Я вскакиваю от этих слов и вдруг понимаю, что ощущаю давным-давно забытое чувство: это чувство называется страх. Преодолевая себя, подхожу к Марье.
— Откуда ты знаешь? — только и могу я спросить. Но она не отвечает: хохочет, рыдает, бьется головой об лавку, швыряет об стену блюда и бокалы, все это в одно время. Я никогда не видел ее такою, и мне страшно. Я сажусь рядом и осторожно сжимаю в объятиях — для того лишь, чтобы она не исцарапала себе лица — и первый раз она не вырывается с яростью, а затихает, покорно и обреченно.
* * *
Мы стоим с Марьей рядом перед воротами моего сада, стоим спокойно и мирно. Я отпускаю ее совсем — и она знает, что, как будет удаляться от меня, с каждым шагом ее молодость будет превращаться в старость и дряхлою старухою выйдет она к людям, а затем и угаснет. Но Марья-поляница непреклонна, ее не переубедить. Ей только хочется увидеть Илюшку перед смертью, пусть одним глазком.
— Увидишь, Марьюшка, — обещаю я. — Только вот он тебя не узнает…
— Ничего, пускай, — она полна решимости, я понимаю, что уже через мгновение останусь совсем один, уже навеки — и пугаюсь, что вот-вот не выдержу, не пущу ее.

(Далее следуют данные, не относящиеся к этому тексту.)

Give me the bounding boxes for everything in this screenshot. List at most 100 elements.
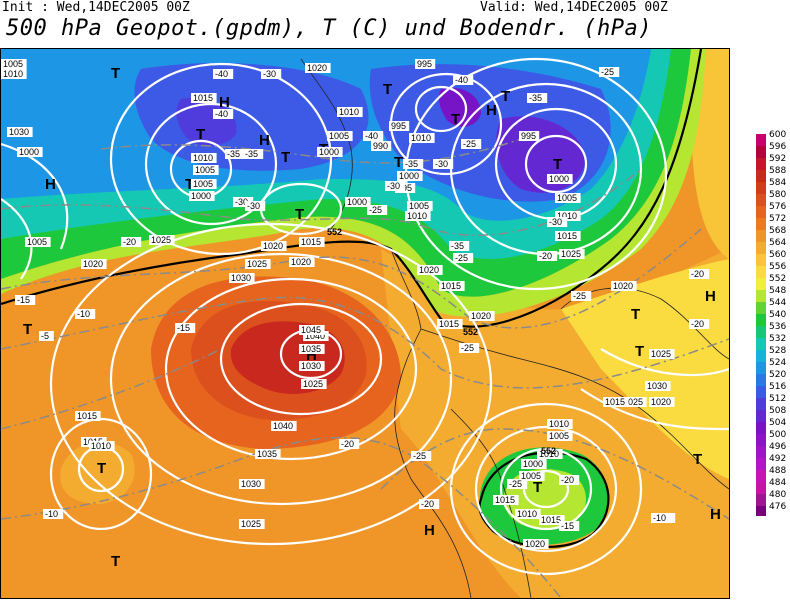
isotherm-label: -40 (215, 109, 228, 119)
legend-swatch (756, 506, 766, 518)
isobar-label-box (317, 147, 343, 157)
legend-swatch (756, 266, 766, 278)
isobar-group (1, 57, 729, 576)
isobar-label: 1010 (3, 69, 23, 79)
geopotential-label: 552 (327, 227, 342, 237)
legend-swatch (756, 398, 766, 410)
isobar-label: 995 (391, 121, 406, 131)
low-pressure-label: T (501, 88, 510, 105)
low-pressure-label: T (635, 343, 644, 360)
low-pressure-label: T (111, 65, 120, 82)
isobar-label: 1025 (561, 249, 581, 259)
isobar-label-box (191, 153, 217, 163)
isotherm-label-box (403, 159, 424, 169)
isobar-label: 1025 (151, 235, 171, 245)
isobar-label: 1025 (651, 349, 671, 359)
isotherm-label: -25 (601, 67, 614, 77)
high-pressure-label: H (424, 522, 435, 539)
isobar-label-box (649, 349, 675, 359)
isobar-label: 1015 (193, 93, 213, 103)
legend-label: 596 (769, 142, 786, 152)
isobar-label: 1015 (541, 515, 561, 525)
isobar-label-box (515, 509, 541, 519)
legend-swatch (756, 218, 766, 230)
isobar-label: 1025 (241, 519, 261, 529)
isobar-label-box (439, 281, 465, 291)
init-time: Init : Wed,14DEC2005 00Z (2, 0, 190, 15)
isobar-label: 995 (417, 59, 432, 69)
isotherm-label: -30 (549, 217, 562, 227)
low-pressure-label: T (553, 156, 562, 173)
valid-time: Valid: Wed,14DEC2005 00Z (480, 0, 668, 15)
legend-swatch (756, 422, 766, 434)
isobar-label-box (555, 211, 581, 221)
isobar-label: 1020 (83, 259, 103, 269)
isotherm-label-box (689, 319, 710, 329)
isobar-label-box (271, 421, 297, 431)
isotherm-label-box (449, 241, 470, 251)
isobar-label-box (645, 381, 671, 391)
isotherm-label-box (213, 69, 234, 79)
legend-swatch (756, 434, 766, 446)
isobar-label: 1005 (521, 471, 541, 481)
isotherm-label: -35 (529, 93, 542, 103)
isotherm-label-box (433, 159, 454, 169)
legend-swatch (756, 302, 766, 314)
legend-label: 508 (769, 406, 786, 416)
legend-swatch (756, 206, 766, 218)
legend-swatch (756, 146, 766, 158)
isotherm-label: -35 (245, 149, 258, 159)
isobar-label: 1035 (257, 449, 277, 459)
isotherm-label-box (689, 269, 710, 279)
legend-label: 560 (769, 250, 786, 260)
legend-label: 584 (769, 178, 786, 188)
isotherm-label-box (243, 149, 264, 159)
legend-swatch (756, 470, 766, 482)
isobar-label-box (305, 63, 331, 73)
isobar-label: 1020 (525, 539, 545, 549)
isobar-label: 995 (521, 131, 536, 141)
isotherm-label-box (261, 69, 282, 79)
high-pressure-label: H (306, 347, 317, 364)
isobar-label-box (537, 449, 563, 459)
isotherm-label: -20 (691, 319, 704, 329)
legend-label: 576 (769, 202, 786, 212)
legend-swatch (756, 170, 766, 182)
isotherm-label: -25 (413, 451, 426, 461)
isotherm-label: -25 (461, 343, 474, 353)
isobar-label: 1025 (247, 259, 267, 269)
isotherm-label: -30 (247, 201, 260, 211)
isobar-label: 1010 (411, 133, 431, 143)
isotherm-label: -10 (45, 509, 58, 519)
isotherm-label: -30 (435, 159, 448, 169)
isotherm-label-box (385, 181, 406, 191)
isotherm-label-box (411, 451, 432, 461)
isobar-label: 1030 (231, 273, 251, 283)
isotherm-label-box (461, 139, 482, 149)
isotherm-label: -20 (421, 499, 434, 509)
isobar-label-box (405, 211, 431, 221)
isobar-label-box (7, 127, 33, 137)
contour-552-line (1, 49, 703, 328)
isobar-label-box (25, 237, 51, 247)
isobar-label-box (81, 259, 107, 269)
isobar-label: 1030 (241, 479, 261, 489)
isobar-label-box (437, 319, 463, 329)
isotherm-label: -5 (41, 331, 49, 341)
isobar-label-box (523, 539, 549, 549)
legend-label: 500 (769, 430, 786, 440)
legend-swatch (756, 338, 766, 350)
low-pressure-label: T (111, 553, 120, 570)
isobar-label-box (539, 515, 565, 525)
isobar-label-box (255, 449, 281, 459)
isobar-label-box (417, 265, 443, 275)
isotherm-label-box (75, 309, 96, 319)
legend-label: 492 (769, 454, 786, 464)
isotherm-label-box (559, 521, 580, 531)
geopotential-label: 552 (463, 327, 478, 337)
legend-label: 520 (769, 370, 786, 380)
legend-swatch (756, 278, 766, 290)
isobar-label-box (299, 325, 325, 335)
legend-swatch (756, 350, 766, 362)
legend-label: 496 (769, 442, 786, 452)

— Иди скорей, — я машу рукой в сторону тропинки, и она хорошо понимает, что я имею в виду. Бросает на меня один-единственный взгляд и торопливо, легко идет, пока еще молодая, красивая, сильная. Я хочу запомнить ее именно такой.
…Тропинка зарастает вслед за Марьей, кудрявится мхом, расцветает кустиками вереска и черники… Илюшка больше не вспомнит, не придет ко мне, не увидит моих чудных хором, невиданных животных, несметных богатств. Я обещал это Марье-полянице на прощание.
Но ведь я не обещал ей, что сам никогда больше не увижу Илюшки, не услышу его голоса. Илюшка по-прежнему часто ходит по лесу; чащи расступаются перед ним, среди болот возникают тропинки, самые лучшие грибы вырастают у него под ногами, а спелые ягоды тянутся к нему из травы. И большой, старый черный ворон, бывает, слетает к нему на плечо; Илюша ничуть не боится его, гладит по смоляным перьям и ласково говорит с ним.